There's another argument, tho, which I don't quite have a handle on. Which is, what are the implications of considering FIRE services intermediate inputs rather than part of final output? If a firm pays more money to a software firm, that's considered investment spending and final output is corresponding higher. If a firm pays more money to a marketing firm, that's considered an intermediate good and final output is no higher, instead measured productivity is lower. I think that FIRE services provided to firms are considered intermediate goods, i.e. are already treated the way Foley thinks they should be. But I'm not sure. And there's still the problem of FIRE services purchased by households.
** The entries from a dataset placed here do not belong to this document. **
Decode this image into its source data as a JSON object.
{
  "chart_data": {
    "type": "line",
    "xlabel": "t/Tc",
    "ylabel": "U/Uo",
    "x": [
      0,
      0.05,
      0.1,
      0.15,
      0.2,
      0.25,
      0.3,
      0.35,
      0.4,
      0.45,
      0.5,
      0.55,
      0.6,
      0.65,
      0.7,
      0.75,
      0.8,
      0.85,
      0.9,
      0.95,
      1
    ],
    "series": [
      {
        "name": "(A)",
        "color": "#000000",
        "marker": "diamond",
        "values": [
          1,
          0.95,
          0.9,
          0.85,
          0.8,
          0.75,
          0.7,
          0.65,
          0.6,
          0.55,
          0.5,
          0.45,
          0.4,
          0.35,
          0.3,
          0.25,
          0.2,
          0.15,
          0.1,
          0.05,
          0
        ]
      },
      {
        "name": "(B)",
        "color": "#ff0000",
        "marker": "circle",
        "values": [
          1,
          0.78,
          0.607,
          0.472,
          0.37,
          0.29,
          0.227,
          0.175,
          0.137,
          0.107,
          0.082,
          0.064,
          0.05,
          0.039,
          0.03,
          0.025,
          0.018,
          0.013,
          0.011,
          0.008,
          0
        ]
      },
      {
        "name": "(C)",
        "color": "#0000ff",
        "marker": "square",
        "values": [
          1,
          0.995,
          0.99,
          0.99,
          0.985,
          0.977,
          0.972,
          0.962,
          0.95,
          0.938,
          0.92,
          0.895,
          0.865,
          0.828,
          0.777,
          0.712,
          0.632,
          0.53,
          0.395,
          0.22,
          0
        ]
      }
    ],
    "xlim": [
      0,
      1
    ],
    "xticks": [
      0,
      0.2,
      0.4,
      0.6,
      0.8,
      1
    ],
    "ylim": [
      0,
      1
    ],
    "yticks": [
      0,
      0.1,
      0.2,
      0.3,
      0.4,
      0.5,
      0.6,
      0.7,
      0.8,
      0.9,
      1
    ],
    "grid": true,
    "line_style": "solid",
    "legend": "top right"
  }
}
There's no category of intermediate-goods purchases by households in the national accounts; any household expenditure is either consumption or investment, so contributes to GDP. This is a real issue, but again it's not unique to FIRE; e.g. why are costs associated with commuting considered part of final output when if a business provides transportation for its employees, that's an intermediate good?
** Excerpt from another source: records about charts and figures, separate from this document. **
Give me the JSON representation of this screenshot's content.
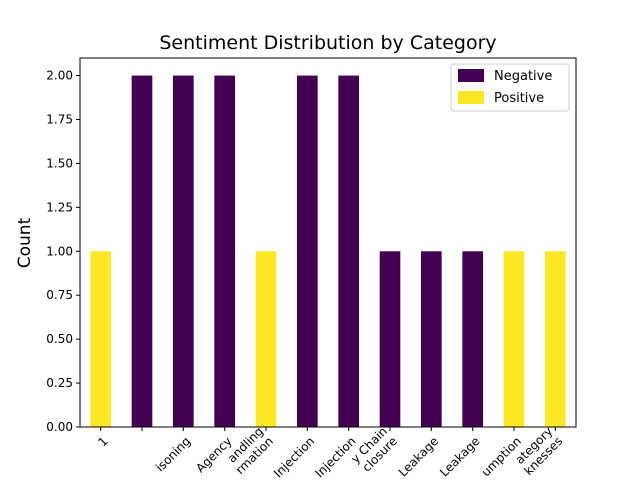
{
  "chart_data": {
    "type": "bar",
    "title": "Sentiment Distribution by Category",
    "xlabel": "",
    "ylabel": "Count",
    "ylim": [
      0,
      2.1
    ],
    "yticks": [
      "0.00",
      "0.25",
      "0.50",
      "0.75",
      "1.00",
      "1.25",
      "1.50",
      "1.75",
      "2.00"
    ],
    "categories": [
      [
        "1"
      ],
      [
        ""
      ],
      [
        "isoning"
      ],
      [
        "Agency"
      ],
      [
        "andling",
        "rmation"
      ],
      [
        "Injection"
      ],
      [
        "Injection"
      ],
      [
        "y Chain",
        "closure"
      ],
      [
        "Leakage"
      ],
      [
        "Leakage"
      ],
      [
        "umption"
      ],
      [
        "ategory",
        "knesses"
      ]
    ],
    "grid": false,
    "legend_position": "top-right",
    "stacked": true,
    "series": [
      {
        "name": "Negative",
        "color": "#440154",
        "values": [
          0,
          2,
          2,
          2,
          0,
          2,
          2,
          1,
          1,
          1,
          0,
          0
        ]
      },
      {
        "name": "Positive",
        "color": "#fde725",
        "values": [
          1,
          0,
          0,
          0,
          1,
          0,
          0,
          0,
          0,
          0,
          1,
          1
        ]
      }
    ]
  }
}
He raises a third question, about the possibility that measured FIRE outputs includes asset transfers or capital gains. There is serious potential slippage between sale of financial services (part or GDP, conceptually) and sale of financial assets (not part of GDP).
Finally, it would be helpful to distinguish between services where measuring output is practically difficult but conceptually straightforward, and FIRE proper (and maybe insurance goes in the previous category). It seems clear that capital allocation as such should not be considered as part of final output. Whatever contribution it makes to total output (modulo the deep problems with measuring aggregate output at all) must come from higher productivity in the real economy. The problem is, there's no real way to separate the "normal service" component of FIRE from the capital-allocation and representation-of-capitalist-interests (per Dumenil and Levy; or you could say rent-extraction) components.
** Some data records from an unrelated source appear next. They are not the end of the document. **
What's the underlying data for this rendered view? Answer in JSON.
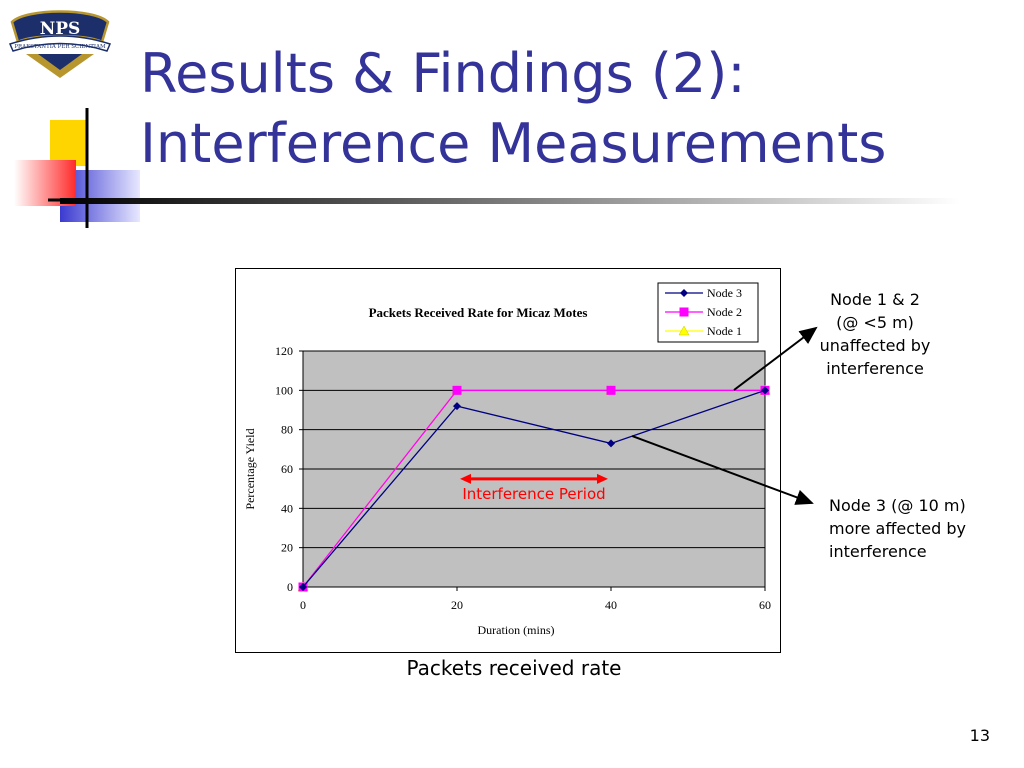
{
  "slide": {
    "title_line1": "Results & Findings (2):",
    "title_line2": "Interference Measurements",
    "caption": "Packets received rate",
    "page_number": "13"
  },
  "logo": {
    "name": "NPS emblem",
    "text": "NPS",
    "motto": "PRAESTANTIA PER SCIENTIAM"
  },
  "annotations": {
    "nodes12_lines": [
      "Node 1 & 2",
      "(@ <5 m)",
      "unaffected by",
      "interference"
    ],
    "node3_lines": [
      "Node 3 (@ 10 m)",
      "more affected by",
      "interference"
    ],
    "interference_label": "Interference Period"
  },
  "colors": {
    "title": "#333399",
    "plot_bg": "#c0c0c0",
    "node3": "#000080",
    "node2": "#ff00ff",
    "node1": "#ffff00",
    "interference": "#ff0000"
  },
  "chart_data": {
    "type": "line",
    "title": "Packets Received Rate for Micaz Motes",
    "xlabel": "Duration (mins)",
    "ylabel": "Percentage Yield",
    "x": [
      0,
      20,
      40,
      60
    ],
    "xlim": [
      0,
      60
    ],
    "ylim": [
      0,
      120
    ],
    "xticks": [
      0,
      20,
      40,
      60
    ],
    "yticks": [
      0,
      20,
      40,
      60,
      80,
      100,
      120
    ],
    "grid": true,
    "legend_position": "top-right",
    "series": [
      {
        "name": "Node 3",
        "values": [
          0,
          92,
          73,
          100
        ],
        "marker": "diamond"
      },
      {
        "name": "Node 2",
        "values": [
          0,
          100,
          100,
          100
        ],
        "marker": "square"
      },
      {
        "name": "Node 1",
        "values": [
          0,
          100,
          100,
          100
        ],
        "marker": "triangle"
      }
    ],
    "interference_period": [
      20,
      40
    ]
  }
}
But whatever the flaws of the paper, it's pointing to a very important & profound set of issues. We can't bypass the conceptual challenges of GDP, as Matt Yglesias (like lots of other people) imagines, with the simple assertion that labor is productive if it produces something that people are willing to pay for. Producing a consistent series for GDP still requires deliberate decisions about how to measure price changes, and how to distinguish intermediate goods from final output. Foley is absolutely right to call attention to these problems, that most social scientists are happy to sweep under the rug [3]; he's right that they're especially acute in the case of FIRE; and I think he's probably right to say that to solve them we would do well to return to the productive/unproductive distinction of the classical economists.
[1] I wasn't there, but a comrade who was thought so. And he seems to be right, based on the papers they've got up on the website.
[2] Or you could say that FIRE output is fixed (perhaps at 0), and all changes in nominal FIRE output represents price changes. Again, this problem can't be resolved empirically, nor does it go away simply because you adopt a utility-based view of value.
[3] Bob Fitch had some smart things to say about the need to distinguish productive and unproductive labor.